Why is it that the presence of French tourists makes my neck hairs stand up? I notice that I rather be in the company of Germans than French, and that is an odd thing for a Dutchman. Funny how your view of people changes over time and distance. The French invasion takes the magic of the cave a bit away. But still it is an interesting site and it makes you wonder about the life of the monks whom came here to pray in days long gone.

After taking a few photos we head back again. Now our trip is down stream, so our little boat zips smoothly through the fast flowing waters. We head in to the sun which is slowly coming down to touch the hills surrounding us. Our next stop is kind of a tourist trap attraction. It is a small village along the riverside that shows the tourists, in this case us, how they make whiskey. Sort of a moonshine outfit you might say. The bottles of booze are complemented by the carcasses of creatures like snakes and scorpions. This is supposed to give the elixir some extra kick. Of course the main goal is to sell this curiosity to the tourists. But we did not feel for it too much. For one, the water which is used to make the whiskey comes directly from the muddy and questionable Mee Kong river. Second, the remains of poisonous insects or snakes stuffed into the bottles does not sound too appetizing to us.

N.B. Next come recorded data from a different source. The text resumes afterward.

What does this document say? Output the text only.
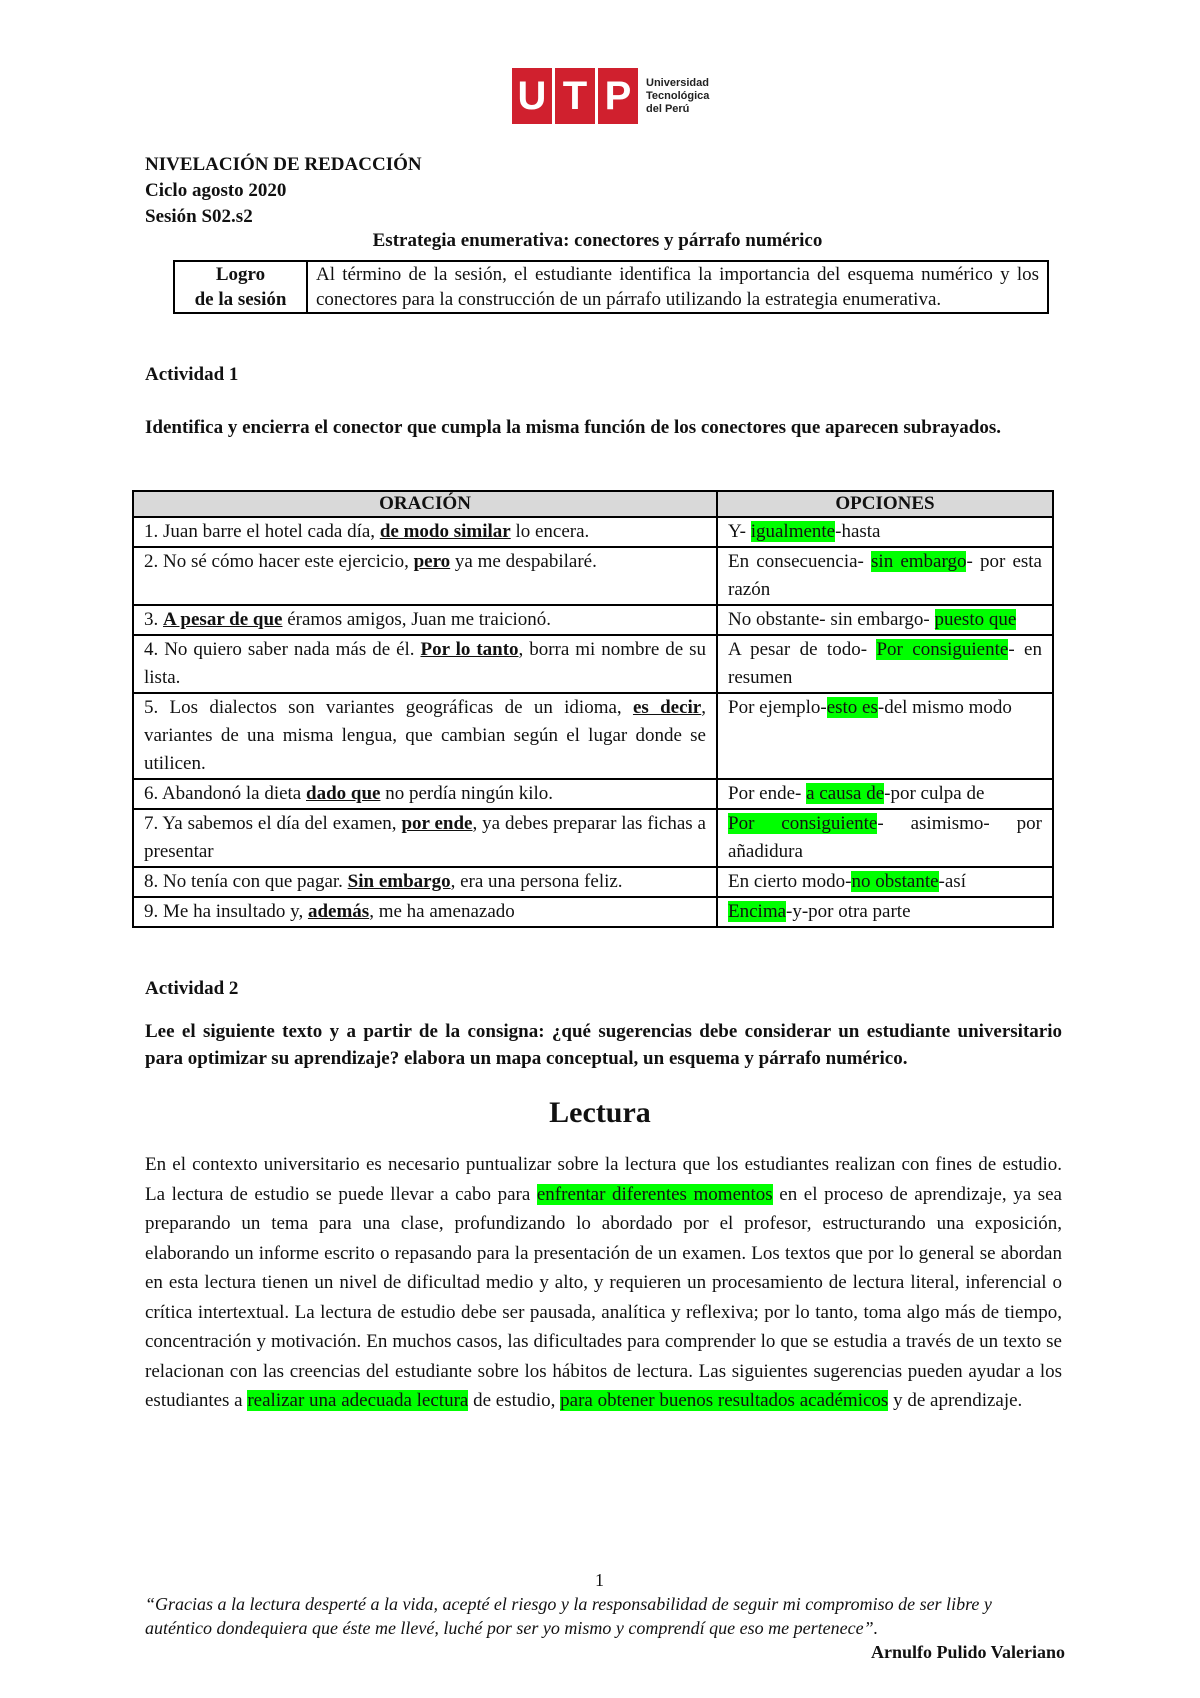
U T P	Universidad
Tecnológica
del Perú
NIVELACIÓN DE REDACCIÓN
Ciclo agosto 2020
Sesión S02.s2
Estrategia enumerativa: conectores y párrafo numérico
Logro
de la sesión
	Al término de la sesión, el estudiante identifica la importancia del esquema numérico y los conectores para la construcción de un párrafo utilizando la estrategia enumerativa.
Actividad 1
Identifica y encierra el conector que cumpla la misma función de los conectores que aparecen subrayados.
ORACIÓN	OPCIONES
1. Juan barre el hotel cada día, de modo similar lo encera.	Y- igualmente-hasta
2. No sé cómo hacer este ejercicio, pero ya me despabilaré.	En consecuencia- sin embargo- por esta razón
3. A pesar de que éramos amigos, Juan me traicionó.	No obstante- sin embargo- puesto que
4. No quiero saber nada más de él. Por lo tanto, borra mi nombre de su lista.	A pesar de todo- Por consiguiente- en resumen
5. Los dialectos son variantes geográficas de un idioma, es decir, variantes de una misma lengua, que cambian según el lugar donde se utilicen.	Por ejemplo-esto es-del mismo modo
6. Abandonó la dieta dado que no perdía ningún kilo.	Por ende- a causa de-por culpa de
7. Ya sabemos el día del examen, por ende, ya debes preparar las fichas a presentar	Por consiguiente- asimismo- por añadidura
8. No tenía con que pagar. Sin embargo, era una persona feliz.	En cierto modo-no obstante-así
9. Me ha insultado y, además, me ha amenazado	Encima-y-por otra parte
Actividad 2
Lee el siguiente texto y a partir de la consigna: ¿qué sugerencias debe considerar un estudiante universitario para optimizar su aprendizaje? elabora un mapa conceptual, un esquema y párrafo numérico.
Lectura
En el contexto universitario es necesario puntualizar sobre la lectura que los estudiantes realizan con fines de estudio. La lectura de estudio se puede llevar a cabo para enfrentar diferentes momentos en el proceso de aprendizaje, ya sea preparando un tema para una clase, profundizando lo abordado por el profesor, estructurando una exposición, elaborando un informe escrito o repasando para la presentación de un examen. Los textos que por lo general se abordan en esta lectura tienen un nivel de dificultad medio y alto, y requieren un procesamiento de lectura literal, inferencial o crítica intertextual. La lectura de estudio debe ser pausada, analítica y reflexiva; por lo tanto, toma algo más de tiempo, concentración y motivación. En muchos casos, las dificultades para comprender lo que se estudia a través de un texto se relacionan con las creencias del estudiante sobre los hábitos de lectura. Las siguientes sugerencias pueden ayudar a los estudiantes a realizar una adecuada lectura de estudio, para obtener buenos resultados académicos y de aprendizaje.
1
“Gracias a la lectura desperté a la vida, acepté el riesgo y la responsabilidad de seguir mi compromiso de ser libre y auténtico dondequiera que éste me llevé, luché por ser yo mismo y comprendí que eso me pertenece”.
Arnulfo Pulido Valeriano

Instead of buying the poison, we walked around the town a bit, but unfortunately the little village had been transformed in a market for silk scarfs and other souvenirs. We did get a glimpse of the village temple, which as always is shiny and the best maintained structure in the village. Back on our boat we slowly descend down the Mee Kong river.

When we reach the town of Luang Prabang the sun is just starting to touch the top of the hills. We settle down at one of the few riverside restaurants and bars. Zipping on a happy hour Gin and Tonic in a bar owned by a Californian lady we see the same spectacular scene as yesterday. This place has such a serene and peaceful feel to it, you really are in a different world here.

And then there was dinner. There are plenty of choices on the main road of town. We picked a random spot along the street. The food was good and we had a nice table out by the street. We made it an early night as for tomorrow we have a busy day. First we watch the monks, then we head out to Elephant Village to play with big gray two ton puppies.